Here are a few creative ideas for managing and implementing your upcoming organizational change:

1. Create your own animated video tutorials

Even if online tutorials related to your change exist, resist the urge to rely on them. It’s so easy to tune out generic training videos. Personalized animated video tutorials are more relatable — and they aren’t as difficult to make as they sound with tools like Vyond.

Plus, the benefits of video tutorials are notable: In one study, a Senior Learning Designer reported that animated videos kept employees more focused on the content compared to when they held trainings in more traditional classroom settings. The video tutorials also resulted in higher rates of retention.

2. Tell a story about the change

Help people visualize the change process by presenting a story about the change — via an animated video or another format — from start to finish. This tactic works well with gradual transformations, such as rearranging teams within the company.

Let’s say you plan to split the marketing department into two teams. One team will focus on content marketing, and the other will work on paid advertising. To demonstrate how the transformation will take place over time, create a story of an ideal transition process so that the marketing team can visualize how it will happen. When they can see the journey from beginning to end, they won’t feel as anxious about embarking upon that journey themselves.

Break your change plan process into “chapters” of a story, presenting each one in a short video. In the aforementioned Vyond study, 75% of viewers watched up to two minutes of each video, so one-to-two minute “chapters” are more likely to be watched in full. Plus, this allows you to share your story as a series so that people can digest the change gradually.

Consider delivering the chapters on a regular basis, perhaps daily or weekly, so that employees can look forward to the next installment. Be sure to include familiar characters (employees) and environments in order to keep employees connected to the story. The better they relate, the more likely they are to get on board with the change.

3. Create a resource center for the change

Change management requires loads of information to be created and distributed. You’ll likely have a collection of emails, meeting notes, videos, call recordings, training guides, Q&A sessions, and other internal documents related to the change. Keep everything organized in a central (and searchable) location so that people can find it later.

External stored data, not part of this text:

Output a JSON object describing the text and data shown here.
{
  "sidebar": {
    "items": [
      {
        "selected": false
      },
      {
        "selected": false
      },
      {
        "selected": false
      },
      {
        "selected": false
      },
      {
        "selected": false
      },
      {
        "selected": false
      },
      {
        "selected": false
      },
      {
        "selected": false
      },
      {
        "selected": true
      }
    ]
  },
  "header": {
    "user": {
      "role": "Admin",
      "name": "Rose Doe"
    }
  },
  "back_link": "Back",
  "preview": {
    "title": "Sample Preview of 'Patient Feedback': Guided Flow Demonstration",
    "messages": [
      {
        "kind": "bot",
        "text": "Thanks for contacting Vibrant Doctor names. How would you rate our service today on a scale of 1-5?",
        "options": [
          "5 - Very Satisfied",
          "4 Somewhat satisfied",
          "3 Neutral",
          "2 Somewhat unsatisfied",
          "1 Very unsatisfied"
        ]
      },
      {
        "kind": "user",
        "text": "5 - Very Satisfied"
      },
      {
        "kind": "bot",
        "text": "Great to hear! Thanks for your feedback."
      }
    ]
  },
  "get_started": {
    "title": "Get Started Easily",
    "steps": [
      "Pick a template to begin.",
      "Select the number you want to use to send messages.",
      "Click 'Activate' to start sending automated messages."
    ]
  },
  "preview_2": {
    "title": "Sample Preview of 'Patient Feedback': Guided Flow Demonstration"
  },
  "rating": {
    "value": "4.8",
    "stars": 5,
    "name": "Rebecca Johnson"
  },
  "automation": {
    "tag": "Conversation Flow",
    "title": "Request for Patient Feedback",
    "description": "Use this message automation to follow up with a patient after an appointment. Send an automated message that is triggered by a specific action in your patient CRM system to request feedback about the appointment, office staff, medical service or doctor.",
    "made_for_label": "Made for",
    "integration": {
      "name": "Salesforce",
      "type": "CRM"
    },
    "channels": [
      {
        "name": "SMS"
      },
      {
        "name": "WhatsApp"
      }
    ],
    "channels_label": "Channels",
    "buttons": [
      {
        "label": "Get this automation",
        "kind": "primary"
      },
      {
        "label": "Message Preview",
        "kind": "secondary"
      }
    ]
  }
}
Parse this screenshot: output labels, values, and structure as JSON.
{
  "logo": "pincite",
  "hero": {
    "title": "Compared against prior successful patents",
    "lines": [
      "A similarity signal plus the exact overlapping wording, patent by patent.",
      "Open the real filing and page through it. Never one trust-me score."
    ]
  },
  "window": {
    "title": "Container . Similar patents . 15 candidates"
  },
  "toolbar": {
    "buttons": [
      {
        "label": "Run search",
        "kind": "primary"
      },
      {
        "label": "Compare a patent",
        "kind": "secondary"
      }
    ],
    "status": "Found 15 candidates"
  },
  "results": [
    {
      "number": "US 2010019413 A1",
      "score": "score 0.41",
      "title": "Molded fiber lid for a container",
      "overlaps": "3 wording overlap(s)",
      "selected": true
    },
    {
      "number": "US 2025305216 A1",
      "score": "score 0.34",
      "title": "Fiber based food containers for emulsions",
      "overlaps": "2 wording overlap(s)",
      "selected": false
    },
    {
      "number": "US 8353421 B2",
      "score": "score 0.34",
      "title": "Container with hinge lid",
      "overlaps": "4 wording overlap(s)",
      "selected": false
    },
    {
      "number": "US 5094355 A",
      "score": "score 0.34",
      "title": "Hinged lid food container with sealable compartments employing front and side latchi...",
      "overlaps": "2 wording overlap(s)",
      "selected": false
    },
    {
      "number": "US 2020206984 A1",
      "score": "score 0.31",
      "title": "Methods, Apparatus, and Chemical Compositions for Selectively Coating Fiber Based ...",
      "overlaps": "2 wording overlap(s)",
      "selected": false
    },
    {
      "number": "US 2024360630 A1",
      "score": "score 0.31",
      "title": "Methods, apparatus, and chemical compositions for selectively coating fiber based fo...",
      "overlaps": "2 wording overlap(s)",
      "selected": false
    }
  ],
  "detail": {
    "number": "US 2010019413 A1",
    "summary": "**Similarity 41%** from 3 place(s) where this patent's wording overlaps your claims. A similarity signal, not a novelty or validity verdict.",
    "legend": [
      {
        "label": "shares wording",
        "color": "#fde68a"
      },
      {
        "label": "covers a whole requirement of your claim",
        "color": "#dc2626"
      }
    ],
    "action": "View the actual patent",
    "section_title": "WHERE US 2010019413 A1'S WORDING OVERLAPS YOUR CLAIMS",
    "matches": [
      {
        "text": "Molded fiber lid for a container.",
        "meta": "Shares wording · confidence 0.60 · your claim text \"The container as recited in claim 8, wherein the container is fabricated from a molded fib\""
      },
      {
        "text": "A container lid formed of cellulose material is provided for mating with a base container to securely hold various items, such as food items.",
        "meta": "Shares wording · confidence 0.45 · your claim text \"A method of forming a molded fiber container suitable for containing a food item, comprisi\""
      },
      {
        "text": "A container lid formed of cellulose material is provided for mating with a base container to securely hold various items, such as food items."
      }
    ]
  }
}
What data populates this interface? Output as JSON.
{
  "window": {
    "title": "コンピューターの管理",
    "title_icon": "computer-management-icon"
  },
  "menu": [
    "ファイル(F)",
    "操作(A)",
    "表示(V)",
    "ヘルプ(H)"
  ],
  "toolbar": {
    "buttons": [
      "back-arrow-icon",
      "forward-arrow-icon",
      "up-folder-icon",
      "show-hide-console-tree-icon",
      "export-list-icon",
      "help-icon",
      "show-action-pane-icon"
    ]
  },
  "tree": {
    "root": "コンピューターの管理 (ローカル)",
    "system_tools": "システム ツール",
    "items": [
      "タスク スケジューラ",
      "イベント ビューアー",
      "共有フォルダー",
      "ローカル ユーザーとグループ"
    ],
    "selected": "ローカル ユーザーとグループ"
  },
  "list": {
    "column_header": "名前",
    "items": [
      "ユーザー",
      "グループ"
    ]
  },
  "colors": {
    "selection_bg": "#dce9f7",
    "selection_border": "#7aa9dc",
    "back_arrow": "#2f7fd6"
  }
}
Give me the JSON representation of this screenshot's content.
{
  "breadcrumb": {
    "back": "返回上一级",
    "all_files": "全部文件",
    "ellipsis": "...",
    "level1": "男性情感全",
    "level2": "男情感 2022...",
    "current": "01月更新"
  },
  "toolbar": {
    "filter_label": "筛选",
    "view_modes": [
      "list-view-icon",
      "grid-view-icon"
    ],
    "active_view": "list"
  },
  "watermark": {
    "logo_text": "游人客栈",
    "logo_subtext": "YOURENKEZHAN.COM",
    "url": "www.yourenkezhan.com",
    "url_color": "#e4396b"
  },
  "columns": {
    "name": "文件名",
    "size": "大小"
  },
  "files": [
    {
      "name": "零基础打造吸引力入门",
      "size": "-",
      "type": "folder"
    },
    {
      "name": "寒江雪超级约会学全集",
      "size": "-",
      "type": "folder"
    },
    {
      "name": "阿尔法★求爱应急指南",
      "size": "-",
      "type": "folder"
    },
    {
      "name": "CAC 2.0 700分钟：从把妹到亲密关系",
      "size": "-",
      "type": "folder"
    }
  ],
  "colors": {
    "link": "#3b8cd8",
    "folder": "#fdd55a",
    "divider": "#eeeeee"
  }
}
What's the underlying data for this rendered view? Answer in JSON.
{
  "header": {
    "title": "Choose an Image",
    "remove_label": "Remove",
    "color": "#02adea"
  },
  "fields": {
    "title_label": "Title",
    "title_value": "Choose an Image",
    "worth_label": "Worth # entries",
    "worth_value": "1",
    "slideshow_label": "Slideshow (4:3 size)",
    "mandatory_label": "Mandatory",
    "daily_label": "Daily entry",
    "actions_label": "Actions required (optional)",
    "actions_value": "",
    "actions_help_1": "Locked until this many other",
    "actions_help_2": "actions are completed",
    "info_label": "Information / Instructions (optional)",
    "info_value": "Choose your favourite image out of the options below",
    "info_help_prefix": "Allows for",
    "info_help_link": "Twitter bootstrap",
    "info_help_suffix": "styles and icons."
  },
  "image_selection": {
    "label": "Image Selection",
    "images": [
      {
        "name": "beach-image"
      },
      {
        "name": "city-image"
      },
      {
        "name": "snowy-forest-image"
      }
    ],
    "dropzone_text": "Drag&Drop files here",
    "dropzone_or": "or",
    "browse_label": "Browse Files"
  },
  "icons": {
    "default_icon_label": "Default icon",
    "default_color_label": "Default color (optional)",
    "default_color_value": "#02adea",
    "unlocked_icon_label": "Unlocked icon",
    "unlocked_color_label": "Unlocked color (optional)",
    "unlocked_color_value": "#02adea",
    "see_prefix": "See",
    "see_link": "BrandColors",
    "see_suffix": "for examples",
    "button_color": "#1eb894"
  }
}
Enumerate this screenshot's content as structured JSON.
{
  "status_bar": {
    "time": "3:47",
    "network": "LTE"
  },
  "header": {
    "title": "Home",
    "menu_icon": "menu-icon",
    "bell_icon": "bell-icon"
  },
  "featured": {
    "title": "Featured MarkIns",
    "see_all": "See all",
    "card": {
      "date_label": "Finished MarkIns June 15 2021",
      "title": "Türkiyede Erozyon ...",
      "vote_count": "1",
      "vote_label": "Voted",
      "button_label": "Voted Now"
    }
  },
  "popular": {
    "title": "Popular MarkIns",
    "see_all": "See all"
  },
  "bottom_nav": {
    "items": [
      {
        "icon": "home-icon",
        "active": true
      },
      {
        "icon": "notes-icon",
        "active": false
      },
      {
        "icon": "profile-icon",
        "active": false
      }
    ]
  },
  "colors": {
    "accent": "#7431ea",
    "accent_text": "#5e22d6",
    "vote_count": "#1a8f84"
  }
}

Resource centers don’t have to be limited to written communication; you can also:

  • Transcribe calls, so people can easily search for information.
  • Review video meetings and break demos into short videos that can be reviewed later.
  • Create a FAQs section to avoid answering the same questions.

When you use creative methods, you give employees the chance to engage with change in a variety of ways. Remember – happy employees are less resistant to change.

5. Express appreciation for small wins throughout the process

Always celebrate wins throughout the transition. More importantly, celebrate the people responsible for them. Showing appreciation can positively impact how employees work. In fact, a study involving nearly 5 million employees linked employee recognition to increased overall productivity. Acknowledging your employees’ efforts to implement change will not only speed up the process but also facilitate smoother transitions.

Use tools like Lattice to publicly share praise for individuals. Lattice stores recognition in each employee’s file and gives you the option to share that praise with the rest of the team.

Some companies have also use the Honey tool to create “shoutouts” or “wins” channels that allow everyone within the organization to highlight successes and share appreciation. Find a tool that cultivates a supportive environment for your team.

Conclusion: Begin With The End In Mind

When it comes to change management, Stephen R. Covey’s advice to “begin with the end in mind” is fitting.

Before you initiate change, you need to have the desired outcome and know how you plan to achieve it. Remember that it’s possible to stick to the plan and still be creative about the tactics you use to follow it.

Reading up on change management best practices will help you prepare for the change. When it comes time to implement it, rely on tried-and-true change management tools and solutions.